As of June 2020, initial non-video content for the toolkit—a reading list—is complete and available to incoming students. Gallacher asked several faculty—including Dean Boise and Vice Dean Keith Bybee—to select books they thought incoming students should read before law school, and he encouraged Bybee to select his own book, How Civility Works.

Focus questions accompany each title to help students understand the texts and “move their reading approach to the more active style required in law school, where students need to ask questions of the texts they’re reading in order to get the most out of them,” Gallacher explains.

If students complete the entire reading list, they will have a tremendous advantage in their first year of study, Gallacher says, with subjects ranging from negotiation techniques to technology’s impact on the law. The first iteration of the complete toolkit will be available this fall, with plans for the site “to grow as quickly as I can add material,” he says.

“It is important for lawyers to write well because it allows them to show the quality of their thinking.”

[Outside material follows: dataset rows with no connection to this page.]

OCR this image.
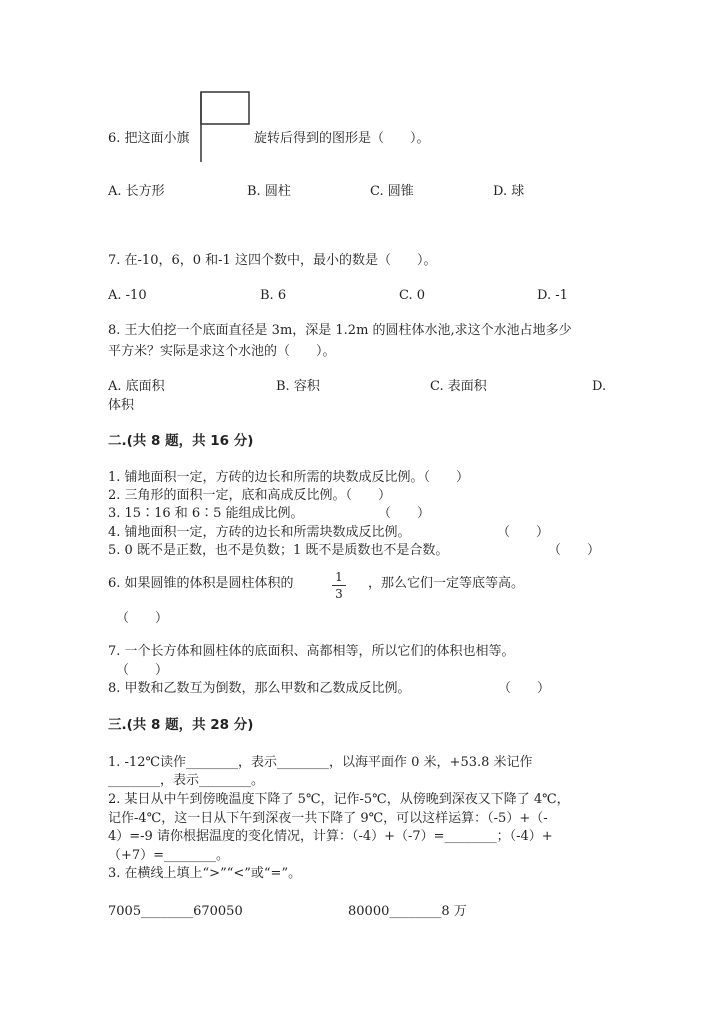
6. 把这面小旗	旋转后得到的图形是（　　）。
A. 长方形	B. 圆柱	C. 圆锥	D. 球
7. 在-10，6，0 和-1 这四个数中，最小的数是（　　）。
A. -10	B. 6	C. 0	D. -1
8. 王大伯挖一个底面直径是 3m，深是 1.2m 的圆柱体水池,求这个水池占地多少
平方米？实际是求这个水池的（　　）。
A. 底面积	B. 容积	C. 表面积	D.
体积
二.(共 8 题，共 16 分)
1. 铺地面积一定，方砖的边长和所需的块数成反比例。（　　）
2. 三角形的面积一定，底和高成反比例。（　　）
3. 15∶16 和 6∶5 能组成比例。	（　　）
4. 铺地面积一定，方砖的边长和所需块数成反比例。	（　　）
5. 0 既不是正数，也不是负数；1 既不是质数也不是合数。	（　　）
6. 如果圆锥的体积是圆柱体积的	1
3
，那么它们一定等底等高。
（　　）
7. 一个长方体和圆柱体的底面积、高都相等，所以它们的体积也相等。
（　　）
8. 甲数和乙数互为倒数，那么甲数和乙数成反比例。	（　　）
三.(共 8 题，共 28 分)
1. -12℃读作________，表示________，以海平面作 0 米，+53.8 米记作
________，表示________。
2. 某日从中午到傍晚温度下降了 5℃，记作-5℃，从傍晚到深夜又下降了 4℃，
记作-4℃，这一日从下午到深夜一共下降了 9℃，可以这样运算：（-5）+（-
4）=-9 请你根据温度的变化情况，计算：（-4）+（-7）=________；（-4）+
（+7）=________。
3. 在横线上填上“>”“<”或“=”。
7005________670050	80000________8 万
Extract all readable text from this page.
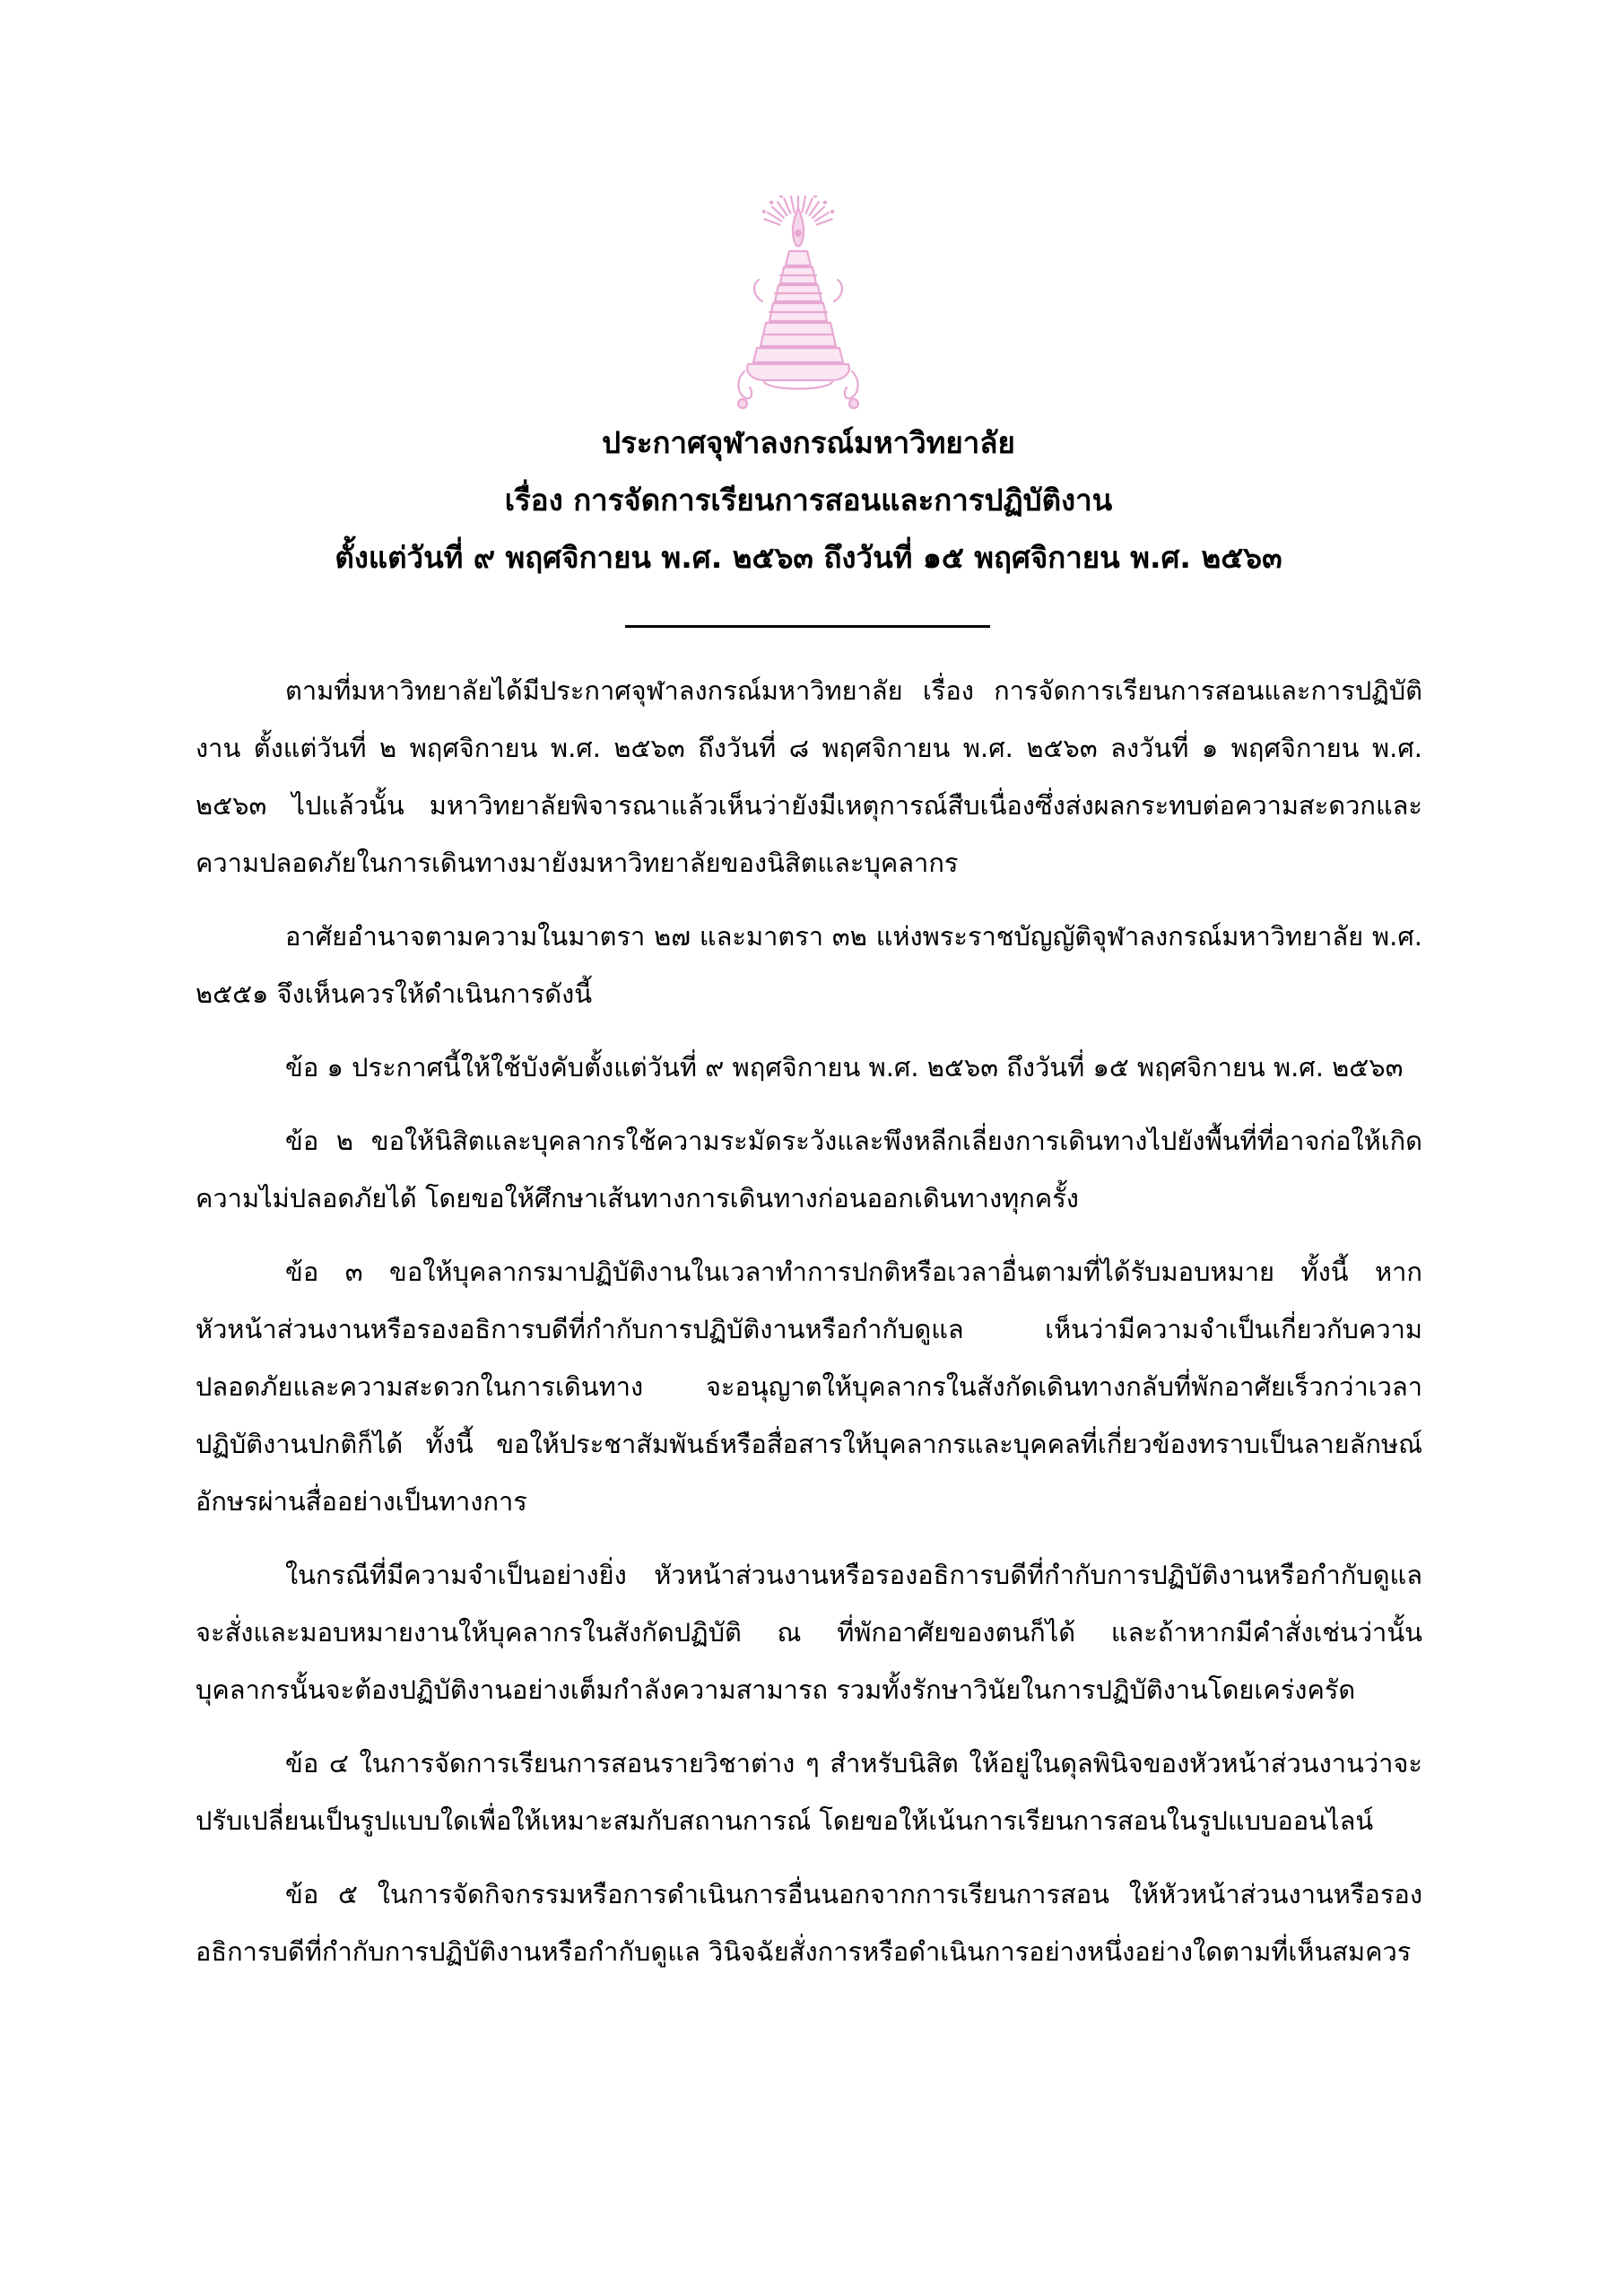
ประกาศจุฬาลงกรณ์มหาวิทยาลัย
เรื่อง การจัดการเรียนการสอนและการปฏิบัติงาน
ตั้งแต่วันที่ ๙ พฤศจิกายน พ.ศ. ๒๕๖๓ ถึงวันที่ ๑๕ พฤศจิกายน พ.ศ. ๒๕๖๓

ตามที่มหาวิทยาลัยได้มีประกาศจุฬาลงกรณ์มหาวิทยาลัย เรื่อง การจัดการเรียนการสอนและการปฏิบัติงาน ตั้งแต่วันที่ ๒ พฤศจิกายน พ.ศ. ๒๕๖๓ ถึงวันที่ ๘ พฤศจิกายน พ.ศ. ๒๕๖๓ ลงวันที่ ๑ พฤศจิกายน พ.ศ. ๒๕๖๓ ไปแล้วนั้น มหาวิทยาลัยพิจารณาแล้วเห็นว่ายังมีเหตุการณ์สืบเนื่องซึ่งส่งผลกระทบต่อความสะดวกและความปลอดภัยในการเดินทางมายังมหาวิทยาลัยของนิสิตและบุคลากร

อาศัยอำนาจตามความในมาตรา ๒๗ และมาตรา ๓๒ แห่งพระราชบัญญัติจุฬาลงกรณ์มหาวิทยาลัย พ.ศ. ๒๕๕๑ จึงเห็นควรให้ดำเนินการดังนี้

ข้อ ๑ ประกาศนี้ให้ใช้บังคับตั้งแต่วันที่ ๙ พฤศจิกายน พ.ศ. ๒๕๖๓ ถึงวันที่ ๑๕ พฤศจิกายน พ.ศ. ๒๕๖๓

ข้อ ๒ ขอให้นิสิตและบุคลากรใช้ความระมัดระวังและพึงหลีกเลี่ยงการเดินทางไปยังพื้นที่ที่อาจก่อให้เกิดความไม่ปลอดภัยได้ โดยขอให้ศึกษาเส้นทางการเดินทางก่อนออกเดินทางทุกครั้ง

ข้อ ๓ ขอให้บุคลากรมาปฏิบัติงานในเวลาทำการปกติหรือเวลาอื่นตามที่ได้รับมอบหมาย ทั้งนี้ หากหัวหน้าส่วนงานหรือรองอธิการบดีที่กำกับการปฏิบัติงานหรือกำกับดูแล เห็นว่ามีความจำเป็นเกี่ยวกับความปลอดภัยและความสะดวกในการเดินทาง จะอนุญาตให้บุคลากรในสังกัดเดินทางกลับที่พักอาศัยเร็วกว่าเวลาปฏิบัติงานปกติก็ได้ ทั้งนี้ ขอให้ประชาสัมพันธ์หรือสื่อสารให้บุคลากรและบุคคลที่เกี่ยวข้องทราบเป็นลายลักษณ์อักษรผ่านสื่ออย่างเป็นทางการ

ในกรณีที่มีความจำเป็นอย่างยิ่ง หัวหน้าส่วนงานหรือรองอธิการบดีที่กำกับการปฏิบัติงานหรือกำกับดูแลจะสั่งและมอบหมายงานให้บุคลากรในสังกัดปฏิบัติ ณ ที่พักอาศัยของตนก็ได้ และถ้าหากมีคำสั่งเช่นว่านั้นบุคลากรนั้นจะต้องปฏิบัติงานอย่างเต็มกำลังความสามารถ รวมทั้งรักษาวินัยในการปฏิบัติงานโดยเคร่งครัด

ข้อ ๔ ในการจัดการเรียนการสอนรายวิชาต่าง ๆ สำหรับนิสิต ให้อยู่ในดุลพินิจของหัวหน้าส่วนงานว่าจะปรับเปลี่ยนเป็นรูปแบบใดเพื่อให้เหมาะสมกับสถานการณ์ โดยขอให้เน้นการเรียนการสอนในรูปแบบออนไลน์

ข้อ ๕ ในการจัดกิจกรรมหรือการดำเนินการอื่นนอกจากการเรียนการสอน ให้หัวหน้าส่วนงานหรือรองอธิการบดีที่กำกับการปฏิบัติงานหรือกำกับดูแล วินิจฉัยสั่งการหรือดำเนินการอย่างหนึ่งอย่างใดตามที่เห็นสมควร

Gallacher joined the College of Law faculty in 2004 to lead the Legal Communication and Research (LCR) program. “Syracuse has a very liberal and engaged approach to legal writing education, which made joining the faculty extremely appealing,” Gallacher says.

Gallacher explains that Daan Braveman—College of Law Dean from 1994 to 2002—wrote in the December 1989 Journal of Legal Education about the importance of doctrinal professors teaching legal writing, a program he named Law Firm. “Daan’s article was groundbreaking,” says Gallacher. “It was one of the first signs that doctrinal faculty were alive to the importance of legal writing as part of the first-year curriculum. That made Syracuse a very exciting place for someone dedicated to the teaching of legal writing and for research to come.”

Professor Richard Risman came to Syracuse in 1998 and directed the Law Firm program until 2002. That was at that time legal writing was becoming a discipline in its own right, so Risman decided to teach more and the College made his position a tenured appointment, which was rare.

“The LCR program evolved from the idea of doctrinal teachers teaching writing as part of their courses. They came to learn that teaching legal writing is really hard, so once there were enough people identified as legal writing educators, LCR was possible,” Gallacher recalls.

Now at 63 years old, Gallacher has decided to try something new with The Legal Writer’s Toolkit, and Professor Aliza Milner has been named the new LCR Director. Teaching at Syracuse since 2006, Milner is described by Gallacher as “incredibly experienced and fabulous. She will take LCR and drive it into the future.”

With a stable writing faculty core and a continuing desire to create better legal writers, Gallacher—who in 2018 was awarded the Thomas F. Blackwell Memorial Award for Outstanding Achievement in the Field of Legal Writing by the Legal Writing Institute and the Association of Legal Writing Directors—sees The Legal Writer’s Toolkit as a natural next step for the College.

“Syracuse is a place where we care about people. I obviously care about Syracuse students the most, but I also care about anyone who wants to be a better legal writer,” Gallacher says.